Carotenoids play the dual function of light harvesting and photoprotection in photosynthetic organisms. Despite their functional importance, the molecular basis for binding of carotenoids in the photosynthetic proteins is poorly understood. We have discovered that all carotenoids are surrounded either by aromatic residues or by chlorophylls in all known crystal structures of the photosynthetic pigment-protein complexes. The intermolecular pi-pi stacking interactions between carotenoids and the surrounding aromatic residues in the light-harvesting complex II (LH-II) of Rhodospirillum molischianum were analyzed by high level ab initio electronic structure calculations. Intermolecular interaction energies were calculated with the second-order M?ller-Plesset perturbation method (MP2) using the modified 6-31G*(0.25) basis set with diffuse d-polarization by Hobza and co-workers. The MP2/6-31G*(0.25) calculations yield a total stabilization energy of -15.66 kcal/mol between the carotenoid molecule and the four surrounding aromatic residues (alpha-Trp-23, beta-Phe-20, beta-Phe-24, beta-Phe-27). It is thus concluded that pi-pi stacking interactions between carotenoids and the aromatic residues play an essential role in binding carotenoids in the LH-II complex of Rhodospirillum molischianum. The physical nature of the pi-pi stacking interactions was further analyzed, and the dispersion interactions were found to be the dominant intermolecular attraction force. There is also a substantial electrostatic contribution to the overall intermolecular stabilization energy.     

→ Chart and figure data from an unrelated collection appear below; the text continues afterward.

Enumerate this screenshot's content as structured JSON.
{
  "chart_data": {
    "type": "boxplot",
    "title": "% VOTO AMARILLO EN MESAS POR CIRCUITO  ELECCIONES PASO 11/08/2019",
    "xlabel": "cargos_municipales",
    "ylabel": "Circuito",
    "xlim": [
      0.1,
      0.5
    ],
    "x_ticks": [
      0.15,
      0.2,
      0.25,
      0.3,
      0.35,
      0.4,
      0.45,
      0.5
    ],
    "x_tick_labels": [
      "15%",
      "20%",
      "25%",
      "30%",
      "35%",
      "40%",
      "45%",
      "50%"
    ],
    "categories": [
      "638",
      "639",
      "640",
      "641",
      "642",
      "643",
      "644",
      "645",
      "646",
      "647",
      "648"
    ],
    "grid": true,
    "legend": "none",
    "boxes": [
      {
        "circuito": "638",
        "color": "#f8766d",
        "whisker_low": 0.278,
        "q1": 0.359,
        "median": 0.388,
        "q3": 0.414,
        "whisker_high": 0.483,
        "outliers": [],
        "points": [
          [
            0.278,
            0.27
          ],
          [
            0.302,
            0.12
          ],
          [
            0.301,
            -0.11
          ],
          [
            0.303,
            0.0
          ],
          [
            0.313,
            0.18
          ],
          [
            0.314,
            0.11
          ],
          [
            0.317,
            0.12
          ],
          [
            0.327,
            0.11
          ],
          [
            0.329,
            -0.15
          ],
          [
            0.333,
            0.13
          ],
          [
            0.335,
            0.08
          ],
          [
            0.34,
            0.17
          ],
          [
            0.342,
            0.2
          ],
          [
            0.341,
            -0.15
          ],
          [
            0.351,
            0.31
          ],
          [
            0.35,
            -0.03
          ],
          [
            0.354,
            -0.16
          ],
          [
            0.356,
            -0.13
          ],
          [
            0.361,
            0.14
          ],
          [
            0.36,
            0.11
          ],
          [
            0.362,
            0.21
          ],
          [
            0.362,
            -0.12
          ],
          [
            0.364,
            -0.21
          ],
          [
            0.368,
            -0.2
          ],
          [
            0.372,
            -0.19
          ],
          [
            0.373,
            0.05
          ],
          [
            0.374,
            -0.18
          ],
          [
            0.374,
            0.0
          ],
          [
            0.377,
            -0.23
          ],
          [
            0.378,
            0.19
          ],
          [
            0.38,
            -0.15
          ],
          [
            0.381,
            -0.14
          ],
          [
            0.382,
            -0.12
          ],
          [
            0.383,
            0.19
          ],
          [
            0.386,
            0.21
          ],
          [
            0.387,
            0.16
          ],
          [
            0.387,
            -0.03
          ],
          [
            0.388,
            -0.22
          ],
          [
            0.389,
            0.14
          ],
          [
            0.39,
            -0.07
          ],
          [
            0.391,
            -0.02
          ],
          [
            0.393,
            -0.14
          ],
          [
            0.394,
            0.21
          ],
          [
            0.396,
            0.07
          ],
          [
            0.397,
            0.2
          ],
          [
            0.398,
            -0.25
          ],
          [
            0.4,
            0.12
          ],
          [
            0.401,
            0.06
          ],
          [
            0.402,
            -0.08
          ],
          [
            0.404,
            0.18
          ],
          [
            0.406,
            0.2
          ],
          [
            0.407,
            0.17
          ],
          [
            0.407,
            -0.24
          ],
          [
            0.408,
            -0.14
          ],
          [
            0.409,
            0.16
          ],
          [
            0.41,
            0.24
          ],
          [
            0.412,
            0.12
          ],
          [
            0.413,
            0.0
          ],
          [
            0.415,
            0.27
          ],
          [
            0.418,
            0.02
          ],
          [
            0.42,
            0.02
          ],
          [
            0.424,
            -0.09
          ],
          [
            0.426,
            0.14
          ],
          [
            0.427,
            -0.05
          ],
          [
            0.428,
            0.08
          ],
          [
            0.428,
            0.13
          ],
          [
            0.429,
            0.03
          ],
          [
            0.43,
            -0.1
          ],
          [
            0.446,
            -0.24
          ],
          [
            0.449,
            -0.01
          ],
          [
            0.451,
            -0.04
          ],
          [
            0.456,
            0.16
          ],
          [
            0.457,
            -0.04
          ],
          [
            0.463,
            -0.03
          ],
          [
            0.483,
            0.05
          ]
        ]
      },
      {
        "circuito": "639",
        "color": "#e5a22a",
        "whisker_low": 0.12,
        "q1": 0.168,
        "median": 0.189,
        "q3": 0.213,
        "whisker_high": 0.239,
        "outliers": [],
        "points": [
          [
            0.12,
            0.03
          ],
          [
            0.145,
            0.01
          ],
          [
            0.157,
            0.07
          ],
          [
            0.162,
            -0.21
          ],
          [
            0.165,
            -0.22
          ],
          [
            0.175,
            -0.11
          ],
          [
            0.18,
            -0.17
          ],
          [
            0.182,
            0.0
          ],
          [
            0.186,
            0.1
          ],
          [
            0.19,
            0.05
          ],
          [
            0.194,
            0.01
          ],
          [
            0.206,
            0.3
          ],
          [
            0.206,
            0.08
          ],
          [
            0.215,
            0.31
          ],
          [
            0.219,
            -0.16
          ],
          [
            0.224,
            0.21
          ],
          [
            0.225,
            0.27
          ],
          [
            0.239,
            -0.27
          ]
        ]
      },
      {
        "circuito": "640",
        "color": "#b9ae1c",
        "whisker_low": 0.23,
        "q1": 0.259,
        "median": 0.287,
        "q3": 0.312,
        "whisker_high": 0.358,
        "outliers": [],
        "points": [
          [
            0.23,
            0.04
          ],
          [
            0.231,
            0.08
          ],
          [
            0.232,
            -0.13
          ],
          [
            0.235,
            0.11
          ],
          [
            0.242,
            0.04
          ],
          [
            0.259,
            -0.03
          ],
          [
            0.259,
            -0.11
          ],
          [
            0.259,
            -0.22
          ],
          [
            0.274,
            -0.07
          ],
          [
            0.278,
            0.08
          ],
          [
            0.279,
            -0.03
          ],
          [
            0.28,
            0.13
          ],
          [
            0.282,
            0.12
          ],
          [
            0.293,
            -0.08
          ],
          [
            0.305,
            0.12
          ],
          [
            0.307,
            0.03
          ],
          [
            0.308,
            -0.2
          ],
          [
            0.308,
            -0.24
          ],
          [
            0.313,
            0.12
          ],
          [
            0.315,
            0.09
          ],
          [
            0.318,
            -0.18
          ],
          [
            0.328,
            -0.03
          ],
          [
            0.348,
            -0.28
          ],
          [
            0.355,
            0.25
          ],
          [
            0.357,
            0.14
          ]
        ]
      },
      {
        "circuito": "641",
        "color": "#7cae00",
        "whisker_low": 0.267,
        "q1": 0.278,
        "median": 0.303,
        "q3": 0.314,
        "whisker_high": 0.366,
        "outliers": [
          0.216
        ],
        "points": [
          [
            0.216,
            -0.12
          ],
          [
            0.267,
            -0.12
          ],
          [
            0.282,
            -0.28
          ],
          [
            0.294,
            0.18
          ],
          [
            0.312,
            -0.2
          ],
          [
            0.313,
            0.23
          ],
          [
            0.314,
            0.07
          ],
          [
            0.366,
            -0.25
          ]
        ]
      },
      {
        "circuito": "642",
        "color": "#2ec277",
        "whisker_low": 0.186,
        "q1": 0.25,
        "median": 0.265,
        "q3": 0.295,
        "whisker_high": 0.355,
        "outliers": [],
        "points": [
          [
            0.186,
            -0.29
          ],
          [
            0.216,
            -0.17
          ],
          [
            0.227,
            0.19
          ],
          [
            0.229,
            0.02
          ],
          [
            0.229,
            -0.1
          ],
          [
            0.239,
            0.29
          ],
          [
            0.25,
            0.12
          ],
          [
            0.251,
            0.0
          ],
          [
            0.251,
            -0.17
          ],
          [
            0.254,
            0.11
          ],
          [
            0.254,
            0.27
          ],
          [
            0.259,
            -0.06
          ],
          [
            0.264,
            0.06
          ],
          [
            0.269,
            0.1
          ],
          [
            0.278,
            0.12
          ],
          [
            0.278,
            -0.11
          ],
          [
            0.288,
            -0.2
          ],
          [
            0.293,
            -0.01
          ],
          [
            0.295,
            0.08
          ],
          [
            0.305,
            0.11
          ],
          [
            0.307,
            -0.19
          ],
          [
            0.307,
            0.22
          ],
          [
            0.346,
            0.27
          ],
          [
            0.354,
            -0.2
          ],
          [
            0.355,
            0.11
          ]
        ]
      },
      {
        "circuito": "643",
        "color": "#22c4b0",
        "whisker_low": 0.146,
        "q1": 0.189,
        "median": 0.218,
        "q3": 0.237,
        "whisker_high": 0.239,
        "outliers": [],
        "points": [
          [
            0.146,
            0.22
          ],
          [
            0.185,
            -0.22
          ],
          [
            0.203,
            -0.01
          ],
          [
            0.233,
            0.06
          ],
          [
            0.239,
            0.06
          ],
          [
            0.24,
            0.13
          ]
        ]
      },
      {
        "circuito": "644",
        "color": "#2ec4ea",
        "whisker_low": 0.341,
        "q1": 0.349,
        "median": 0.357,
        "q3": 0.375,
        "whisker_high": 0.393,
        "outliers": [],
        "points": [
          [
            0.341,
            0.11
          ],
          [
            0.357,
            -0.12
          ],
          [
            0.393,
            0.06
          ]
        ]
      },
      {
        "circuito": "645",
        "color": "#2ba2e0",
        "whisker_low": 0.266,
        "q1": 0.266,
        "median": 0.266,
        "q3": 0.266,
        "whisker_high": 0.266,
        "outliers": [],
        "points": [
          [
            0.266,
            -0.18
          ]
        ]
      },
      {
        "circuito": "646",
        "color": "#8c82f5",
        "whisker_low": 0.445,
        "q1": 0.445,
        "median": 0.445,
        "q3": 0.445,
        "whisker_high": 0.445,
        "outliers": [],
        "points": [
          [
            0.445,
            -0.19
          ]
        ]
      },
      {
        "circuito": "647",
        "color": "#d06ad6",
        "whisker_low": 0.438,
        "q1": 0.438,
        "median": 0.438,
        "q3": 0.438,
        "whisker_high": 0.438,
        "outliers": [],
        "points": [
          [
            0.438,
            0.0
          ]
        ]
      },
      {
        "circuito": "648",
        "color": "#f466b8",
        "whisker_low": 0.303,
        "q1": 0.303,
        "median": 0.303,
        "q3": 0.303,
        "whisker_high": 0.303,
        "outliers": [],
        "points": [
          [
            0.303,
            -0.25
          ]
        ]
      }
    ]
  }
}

X-ray diffraction and theoretical studies for the quantitative assessment of intermolecular arene-perfluoroarene stacking interactions

The arene-perfluoroarene stacking interaction was studied by experimental and theoretical methods. A series of compounds with different possibilities for formation of this recognition motif in the solid state were synthesized, and their crystal structures determined by single-crystal X-ray diffraction. The crystal packing of these compounds, as well as the packing of related compounds retrieved from crystallographic databases, were analyzed with quantitative crystal potentials: total lattice energies and the cohesive energies of closest molecular pairs in the crystals were calculated. The arene-perfluoroarene recognition motif emerges as a dominant interaction in the non-hydrogen-bonding compounds studied here, to the point that asymmetric dimers formed over the stacking motif carry over to asymmetric units made of two molecules in the crystal both for pure compounds and for molecular complexes; however, inter-ring distances and angles range from 3.70 to 4.85 A and from 5 to 21 degrees , respectively. Pixel energy partitioning reveals that whenever aromatic rings stack, the largest cohesive energy contribution comes from dispersion, which roughly amounts to 20 kJ mol(-1) per phenyl ring, while the coulombic term is minor but significant enough to make a difference between the arene-arene or perfluoroarene-perfluoroarene interactions on the one hand, and arene-perfluoroarene interactions on the other, whereby the latter are favored by about 10 kJ mol(-1) per phenyl ring. No evidence of special interaction which can be attributed to HF confrontation was recognizable.